Formula to evaluate $2-D$ array's location is:

$loc(a[i][j]) = BA + [(i-lb_1)\times NC+(j-lb_2)]\times c$

where,

• $\text{BA}$ - Base Address
• $\text{NC}$ - no. of columns
• $c$ - memory size allocated to data type of array $a[lb_1 \ldots ub_1] [lb_2\ldots ub_2]$

Here, $\text{BA} = 0, \text{NC} = 100, c=1, a[0 \ldots 99][0\ldots 99]$, so $lb_1=0 , lb_2=0$

$loc(a[40][50])= 0+ [ (40-0)\times 100 + (50-0)]\times 1$

$\qquad \qquad \quad = 0+[4000+50]\times 1 = 4050$.

Why column major used here,and not row major?
very well explained
i think by these ans may be contradict but by default we use  column majaor

.its a naive approach :)
why coloum major order plese explain because if we solve this from row major order then anwer will come out to be 5040 (Option C) which is also given in the option ?
Why element size is 1?
char --> 1
Who is using column major? It is row-major which is mandated in C.
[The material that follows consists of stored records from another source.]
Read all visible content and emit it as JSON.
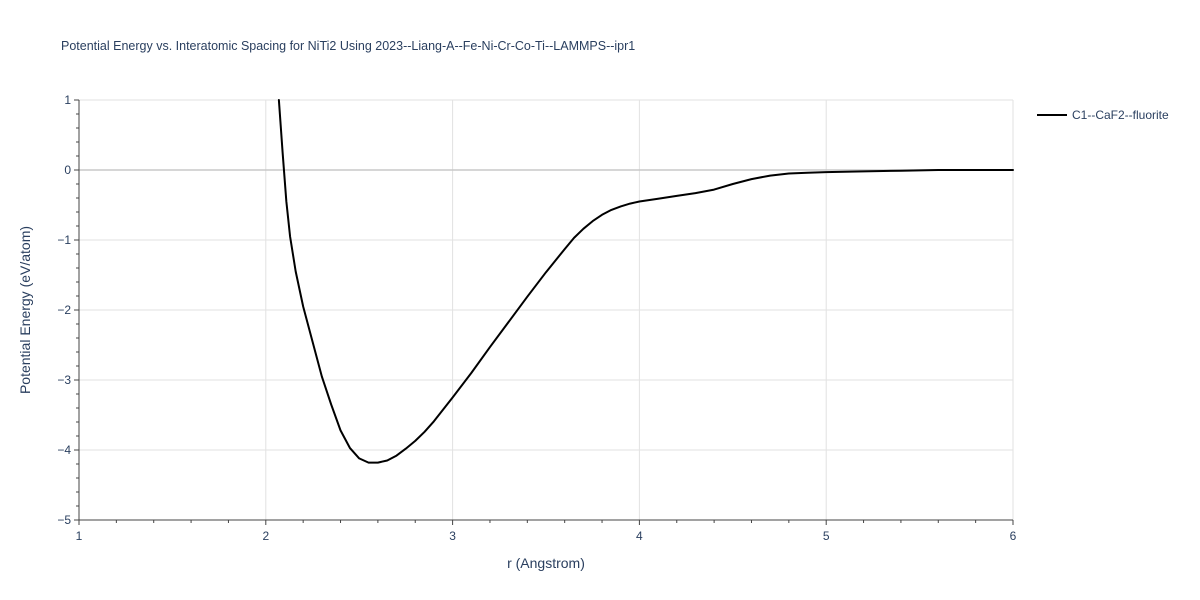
{
  "chart_data": {
    "type": "line",
    "title": "Potential Energy vs. Interatomic Spacing for NiTi2 Using 2023--Liang-A--Fe-Ni-Cr-Co-Ti--LAMMPS--ipr1",
    "xlabel": "r (Angstrom)",
    "ylabel": "Potential Energy (eV/atom)",
    "xlim": [
      1,
      6
    ],
    "ylim": [
      -5,
      1
    ],
    "x_ticks": [
      1,
      2,
      3,
      4,
      5,
      6
    ],
    "y_ticks": [
      1,
      0,
      -1,
      -2,
      -3,
      -4,
      -5
    ],
    "x_tick_labels": [
      "1",
      "2",
      "3",
      "4",
      "5",
      "6"
    ],
    "y_tick_labels": [
      "1",
      "0",
      "−1",
      "−2",
      "−3",
      "−4",
      "−5"
    ],
    "grid": true,
    "legend_position": "top-right",
    "series": [
      {
        "name": "C1--CaF2--fluorite",
        "color": "#000000",
        "x": [
          2.07,
          2.09,
          2.11,
          2.13,
          2.16,
          2.2,
          2.25,
          2.3,
          2.35,
          2.4,
          2.45,
          2.5,
          2.55,
          2.6,
          2.65,
          2.7,
          2.75,
          2.8,
          2.85,
          2.9,
          2.95,
          3.0,
          3.1,
          3.2,
          3.3,
          3.4,
          3.5,
          3.6,
          3.65,
          3.7,
          3.75,
          3.8,
          3.85,
          3.9,
          3.95,
          4.0,
          4.1,
          4.2,
          4.3,
          4.4,
          4.5,
          4.6,
          4.7,
          4.8,
          4.9,
          5.0,
          5.2,
          5.4,
          5.6,
          5.8,
          6.0
        ],
        "y": [
          1.0,
          0.25,
          -0.45,
          -0.95,
          -1.45,
          -1.95,
          -2.45,
          -2.95,
          -3.35,
          -3.72,
          -3.97,
          -4.12,
          -4.18,
          -4.18,
          -4.15,
          -4.08,
          -3.98,
          -3.87,
          -3.74,
          -3.59,
          -3.42,
          -3.25,
          -2.9,
          -2.53,
          -2.17,
          -1.81,
          -1.46,
          -1.13,
          -0.97,
          -0.84,
          -0.73,
          -0.64,
          -0.57,
          -0.52,
          -0.48,
          -0.45,
          -0.41,
          -0.37,
          -0.33,
          -0.28,
          -0.2,
          -0.13,
          -0.08,
          -0.05,
          -0.04,
          -0.03,
          -0.02,
          -0.01,
          0.0,
          0.0,
          0.0
        ]
      }
    ]
  }
}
@Arjun sir....any source plss

B is the answer, and RMO is used here not CMO.
Because here both answers are given, 1)CMO - 5040 , 2) RMO - 4050 then how to decide the correct one?

Shubhgupta Use row major .Use column major when it is exclusively mentioned in question.
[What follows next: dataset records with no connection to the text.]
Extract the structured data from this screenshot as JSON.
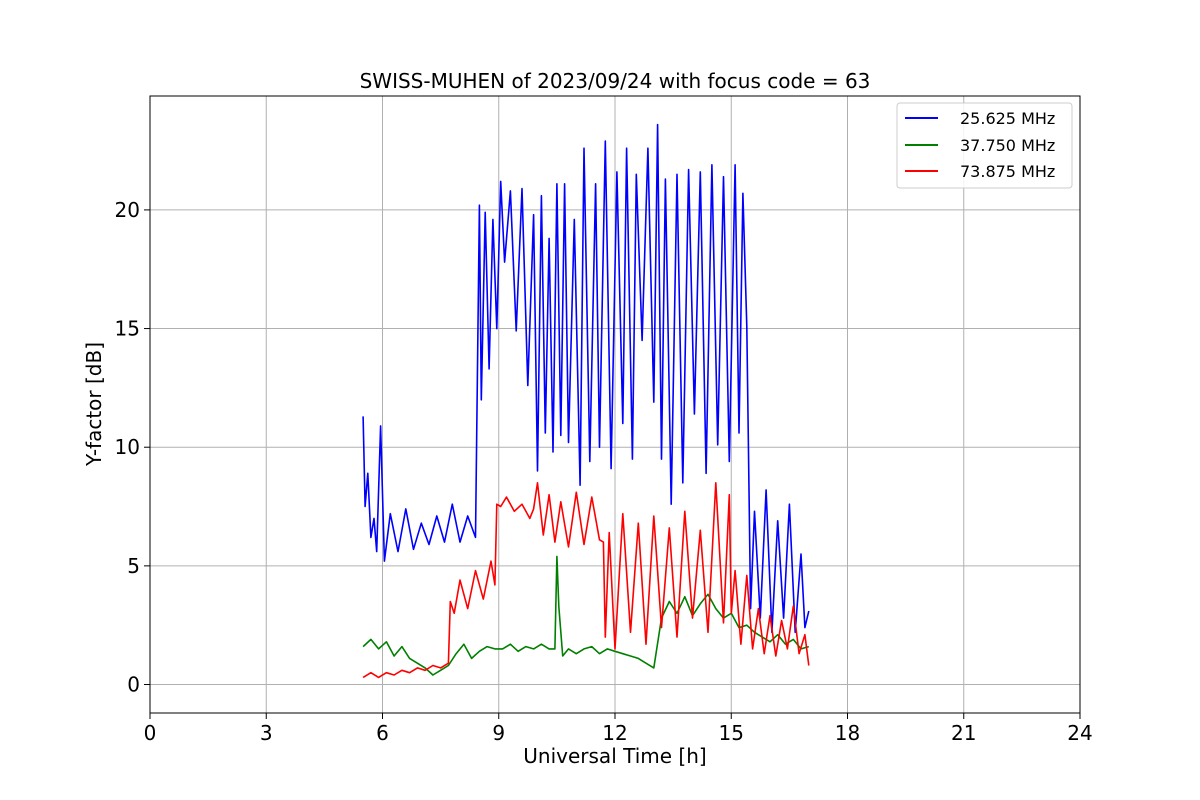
{
  "chart_data": {
    "type": "line",
    "title": "SWISS-MUHEN of 2023/09/24 with focus code = 63",
    "xlabel": "Universal Time [h]",
    "ylabel": "Y-factor [dB]",
    "xlim": [
      0,
      24
    ],
    "ylim": [
      -1.2,
      24.8
    ],
    "xticks": [
      0,
      3,
      6,
      9,
      12,
      15,
      18,
      21,
      24
    ],
    "yticks": [
      0,
      5,
      10,
      15,
      20
    ],
    "grid": true,
    "legend_position": "top-right",
    "series": [
      {
        "name": "25.625 MHz",
        "color": "#0000ff",
        "x": [
          5.5,
          5.55,
          5.62,
          5.7,
          5.78,
          5.85,
          5.95,
          6.05,
          6.2,
          6.4,
          6.6,
          6.8,
          7.0,
          7.2,
          7.4,
          7.6,
          7.8,
          8.0,
          8.2,
          8.4,
          8.5,
          8.55,
          8.65,
          8.75,
          8.85,
          8.95,
          9.05,
          9.15,
          9.3,
          9.45,
          9.6,
          9.75,
          9.9,
          10.0,
          10.1,
          10.2,
          10.3,
          10.4,
          10.5,
          10.6,
          10.7,
          10.8,
          10.95,
          11.1,
          11.2,
          11.35,
          11.5,
          11.6,
          11.75,
          11.9,
          12.05,
          12.2,
          12.3,
          12.45,
          12.55,
          12.7,
          12.85,
          13.0,
          13.1,
          13.2,
          13.3,
          13.45,
          13.6,
          13.75,
          13.9,
          14.05,
          14.2,
          14.35,
          14.5,
          14.65,
          14.8,
          14.95,
          15.1,
          15.2,
          15.3,
          15.4,
          15.5,
          15.6,
          15.75,
          15.9,
          16.05,
          16.2,
          16.35,
          16.5,
          16.65,
          16.8,
          16.9,
          17.0
        ],
        "y": [
          11.3,
          7.5,
          8.9,
          6.2,
          7.0,
          5.6,
          10.9,
          5.2,
          7.2,
          5.6,
          7.4,
          5.7,
          6.8,
          5.9,
          7.1,
          6.0,
          7.6,
          6.0,
          7.1,
          6.2,
          20.2,
          12.0,
          19.9,
          13.3,
          19.6,
          15.0,
          21.2,
          17.8,
          20.8,
          14.9,
          20.9,
          12.6,
          19.8,
          9.0,
          20.6,
          10.6,
          18.8,
          9.8,
          21.1,
          10.5,
          21.1,
          10.2,
          19.6,
          8.4,
          22.6,
          9.4,
          21.1,
          10.0,
          22.9,
          9.1,
          21.6,
          11.0,
          22.6,
          9.5,
          21.5,
          14.5,
          22.6,
          11.9,
          23.6,
          9.5,
          21.3,
          7.6,
          21.5,
          8.5,
          21.7,
          11.4,
          21.6,
          8.9,
          21.9,
          10.1,
          21.4,
          9.4,
          21.9,
          10.6,
          20.7,
          15.1,
          3.2,
          7.3,
          2.8,
          8.2,
          2.2,
          6.9,
          2.8,
          7.6,
          2.2,
          5.5,
          2.4,
          3.1
        ]
      },
      {
        "name": "37.750 MHz",
        "color": "#008000",
        "x": [
          5.5,
          5.7,
          5.9,
          6.1,
          6.3,
          6.5,
          6.7,
          6.9,
          7.1,
          7.3,
          7.5,
          7.7,
          7.9,
          8.1,
          8.3,
          8.5,
          8.7,
          8.9,
          9.1,
          9.3,
          9.5,
          9.7,
          9.9,
          10.1,
          10.3,
          10.45,
          10.5,
          10.55,
          10.65,
          10.8,
          11.0,
          11.2,
          11.4,
          11.6,
          11.8,
          12.0,
          12.2,
          12.4,
          12.6,
          12.8,
          13.0,
          13.2,
          13.4,
          13.6,
          13.8,
          14.0,
          14.2,
          14.4,
          14.6,
          14.8,
          15.0,
          15.2,
          15.4,
          15.6,
          15.8,
          16.0,
          16.2,
          16.4,
          16.6,
          16.8,
          17.0
        ],
        "y": [
          1.6,
          1.9,
          1.5,
          1.8,
          1.2,
          1.6,
          1.1,
          0.9,
          0.7,
          0.4,
          0.6,
          0.8,
          1.3,
          1.7,
          1.1,
          1.4,
          1.6,
          1.5,
          1.5,
          1.7,
          1.4,
          1.6,
          1.5,
          1.7,
          1.5,
          1.5,
          5.4,
          3.3,
          1.2,
          1.5,
          1.3,
          1.5,
          1.6,
          1.3,
          1.5,
          1.4,
          1.3,
          1.2,
          1.1,
          0.9,
          0.7,
          2.8,
          3.5,
          3.0,
          3.7,
          2.9,
          3.4,
          3.8,
          3.2,
          2.8,
          3.0,
          2.4,
          2.5,
          2.2,
          2.0,
          1.8,
          2.1,
          1.7,
          1.9,
          1.5,
          1.6
        ]
      },
      {
        "name": "73.875 MHz",
        "color": "#ff0000",
        "x": [
          5.5,
          5.7,
          5.9,
          6.1,
          6.3,
          6.5,
          6.7,
          6.9,
          7.1,
          7.3,
          7.5,
          7.7,
          7.75,
          7.85,
          8.0,
          8.2,
          8.4,
          8.6,
          8.8,
          8.9,
          8.95,
          9.05,
          9.2,
          9.4,
          9.6,
          9.8,
          9.9,
          10.0,
          10.15,
          10.3,
          10.45,
          10.6,
          10.8,
          11.0,
          11.2,
          11.4,
          11.6,
          11.7,
          11.75,
          11.85,
          12.0,
          12.2,
          12.4,
          12.6,
          12.8,
          13.0,
          13.2,
          13.4,
          13.6,
          13.8,
          14.0,
          14.2,
          14.4,
          14.6,
          14.8,
          14.95,
          15.0,
          15.1,
          15.25,
          15.4,
          15.55,
          15.7,
          15.85,
          16.0,
          16.15,
          16.3,
          16.45,
          16.6,
          16.75,
          16.9,
          17.0
        ],
        "y": [
          0.3,
          0.5,
          0.3,
          0.5,
          0.4,
          0.6,
          0.5,
          0.7,
          0.6,
          0.8,
          0.7,
          0.9,
          3.5,
          3.0,
          4.4,
          3.2,
          4.8,
          3.6,
          5.2,
          4.2,
          7.6,
          7.5,
          7.9,
          7.3,
          7.6,
          7.0,
          7.4,
          8.5,
          6.3,
          8.0,
          6.0,
          7.7,
          5.8,
          8.1,
          5.9,
          7.9,
          6.1,
          6.0,
          2.0,
          6.4,
          1.5,
          7.2,
          2.2,
          6.8,
          1.7,
          7.1,
          2.4,
          6.6,
          2.0,
          7.3,
          2.8,
          6.5,
          2.2,
          8.5,
          2.6,
          8.0,
          3.0,
          4.8,
          1.7,
          4.6,
          1.5,
          3.2,
          1.3,
          2.9,
          1.2,
          2.7,
          1.5,
          3.3,
          1.3,
          2.1,
          0.8
        ]
      }
    ]
  }
}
Here it is used in row major order.
what are lb1 and lb2??

i think by these ans may be contradict but by default we use  column majaor

.its a naive approach :)

Any newbie please note that this information is incorrect.

Row Major Order is default in C (unrelated: Static scoping is also default in C)
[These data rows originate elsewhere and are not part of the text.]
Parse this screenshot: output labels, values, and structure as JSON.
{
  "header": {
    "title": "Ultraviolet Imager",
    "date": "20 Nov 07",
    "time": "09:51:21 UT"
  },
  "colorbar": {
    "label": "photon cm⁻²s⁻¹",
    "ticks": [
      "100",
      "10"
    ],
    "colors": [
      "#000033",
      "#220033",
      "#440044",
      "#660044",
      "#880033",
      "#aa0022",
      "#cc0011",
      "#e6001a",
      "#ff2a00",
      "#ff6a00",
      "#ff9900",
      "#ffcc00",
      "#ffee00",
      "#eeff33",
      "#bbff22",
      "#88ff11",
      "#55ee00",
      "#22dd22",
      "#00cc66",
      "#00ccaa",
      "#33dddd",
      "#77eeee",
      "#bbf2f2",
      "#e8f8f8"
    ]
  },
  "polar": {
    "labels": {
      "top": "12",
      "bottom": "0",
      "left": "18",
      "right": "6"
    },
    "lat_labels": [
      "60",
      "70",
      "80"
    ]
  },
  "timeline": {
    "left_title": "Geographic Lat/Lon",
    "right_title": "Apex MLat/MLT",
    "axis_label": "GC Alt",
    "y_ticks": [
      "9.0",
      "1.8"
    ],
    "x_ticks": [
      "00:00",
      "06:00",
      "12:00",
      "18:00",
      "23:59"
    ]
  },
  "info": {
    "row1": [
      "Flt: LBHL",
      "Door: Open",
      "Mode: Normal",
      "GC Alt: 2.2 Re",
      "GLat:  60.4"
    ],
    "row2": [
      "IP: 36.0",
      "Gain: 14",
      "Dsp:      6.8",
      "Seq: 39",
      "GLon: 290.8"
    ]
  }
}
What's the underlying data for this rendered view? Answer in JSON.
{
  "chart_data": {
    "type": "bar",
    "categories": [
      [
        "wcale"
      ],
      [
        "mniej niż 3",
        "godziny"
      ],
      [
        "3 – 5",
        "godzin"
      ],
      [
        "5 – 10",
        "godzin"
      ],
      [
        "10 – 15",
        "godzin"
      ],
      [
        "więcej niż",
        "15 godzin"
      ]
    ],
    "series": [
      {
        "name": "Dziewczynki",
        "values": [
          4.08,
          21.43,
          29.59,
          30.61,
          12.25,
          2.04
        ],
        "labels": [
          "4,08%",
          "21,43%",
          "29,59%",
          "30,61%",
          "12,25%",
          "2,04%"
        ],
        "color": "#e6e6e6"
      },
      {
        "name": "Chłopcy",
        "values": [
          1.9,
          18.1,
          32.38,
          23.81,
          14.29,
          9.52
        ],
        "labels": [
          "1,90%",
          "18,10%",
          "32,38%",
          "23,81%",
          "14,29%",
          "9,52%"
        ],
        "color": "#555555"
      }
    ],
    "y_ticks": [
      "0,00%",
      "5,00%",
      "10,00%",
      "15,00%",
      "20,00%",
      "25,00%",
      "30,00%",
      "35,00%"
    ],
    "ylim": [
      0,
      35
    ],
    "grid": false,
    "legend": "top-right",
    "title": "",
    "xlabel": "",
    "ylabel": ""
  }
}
$a$        $\underbrace{[100]}$            $\underbrace{[100]}$

$\text{Streets}$       $\text{Buildings}$

Now you want to go and meet a friend who lives on $50^{th}$ building of $40^{th}$ street means $a[40][50]$

So, firstly cross $39 (0-39)$ streets each consist of $100$ buildings: $40\times 100=4000$

Now cross $49(0-49)$ buildings in order to reach your destination: $50$

$Ans: 4050$

Good analogy! I always use "Skip i rows and j columns", thanks to you I'll add a story behind that from now on.

Skip 40 rows and 50 columns

=> Skip 40*(Size of column) elements + 50 elements.

=> Skip 40*100 elements + 50 elements.

=> Skip 4050 elements.

Here, the element is char, and 1 char takes up 1 Byte.

So, 4050 Bytes. => 4050th address.

Also, note that this approach works when the initial element is at A[0][0]. If somewhere else like A[-5][2], then skip accordingly.

My man forgot about base address... And size of element, lower bound,But still not matter in this case

OPTION B